Selling Your Merchandise
Your company merchandise should meet customers where they shop: if you are a primarily brick and mortar shop, selling the merchandise alongside your products is a no brainer. There are, however, some benefits to selling your merchandise wholly online. If you end up drafting your merchandise on a large online platform like Shopify or Teespring, you can take advantage of the platforms’ print-on-demand business model; this means that instead of buying merchandise in bulk and potentially over or under evaluating demand, these platforms will print only as many shirts, mugs, etc. as are requested by your customers. Be mindful, however, that print-on-demand services often take considerably longer to ship to customers compared to already printed, bulk-bought shirts. Since customers will have to order their merchandise online, your small business would likely need to already have a strong online customer base to use print-on-demand successfully. Between these two methods are more than a few compromises but the choice between either model will likely be simple for small businesses in the moment
If you choose to sell your merchandise on-hand at your business, consider setting up a test run. Instead of ordering 100 to 1,000 shirts, perhaps order 25 or 125 respectively. While customers will likely be enthusiastic about merchandise when asked hypothetically, whether they will buy the merchandise in the moment is an entirely separate variable.

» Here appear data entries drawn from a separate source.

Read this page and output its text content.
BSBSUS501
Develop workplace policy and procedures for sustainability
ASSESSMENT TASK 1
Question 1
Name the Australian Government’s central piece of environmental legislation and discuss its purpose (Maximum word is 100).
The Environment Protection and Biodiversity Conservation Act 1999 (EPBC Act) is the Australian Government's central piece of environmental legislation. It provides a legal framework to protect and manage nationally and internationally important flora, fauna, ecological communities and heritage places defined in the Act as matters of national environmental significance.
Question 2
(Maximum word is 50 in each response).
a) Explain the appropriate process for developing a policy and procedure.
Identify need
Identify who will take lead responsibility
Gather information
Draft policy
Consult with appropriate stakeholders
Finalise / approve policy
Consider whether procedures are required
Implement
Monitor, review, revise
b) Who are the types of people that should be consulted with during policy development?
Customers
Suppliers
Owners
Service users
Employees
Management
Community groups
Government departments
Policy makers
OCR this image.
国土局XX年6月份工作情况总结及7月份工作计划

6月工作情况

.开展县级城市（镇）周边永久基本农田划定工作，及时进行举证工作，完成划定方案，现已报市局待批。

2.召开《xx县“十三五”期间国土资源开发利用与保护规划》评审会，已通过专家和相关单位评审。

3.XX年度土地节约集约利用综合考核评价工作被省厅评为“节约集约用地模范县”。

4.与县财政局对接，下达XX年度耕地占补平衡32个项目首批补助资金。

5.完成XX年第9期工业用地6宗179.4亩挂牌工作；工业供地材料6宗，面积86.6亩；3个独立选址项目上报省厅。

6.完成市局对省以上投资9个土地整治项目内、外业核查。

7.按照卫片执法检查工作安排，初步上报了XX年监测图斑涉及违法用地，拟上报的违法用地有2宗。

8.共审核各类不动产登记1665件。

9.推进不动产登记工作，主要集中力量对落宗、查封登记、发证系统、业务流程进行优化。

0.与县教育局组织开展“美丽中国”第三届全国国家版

Merchandise to Match Your Business
The last thing your company merchandise should look like is a cash grab. Delicately sourcing your textiles and using a design you are proud of are simply a must; the people who are most likely to buy and wear your merchandise are equally the customers and clients who patronize your business the most. Merchandise is a great way to create another potential revenue stream, while giving your customers an easy way to show their connection with a brand they love. Added bonus – anytime a customer wears/uses your branded merchandise, it’s free advertising for you!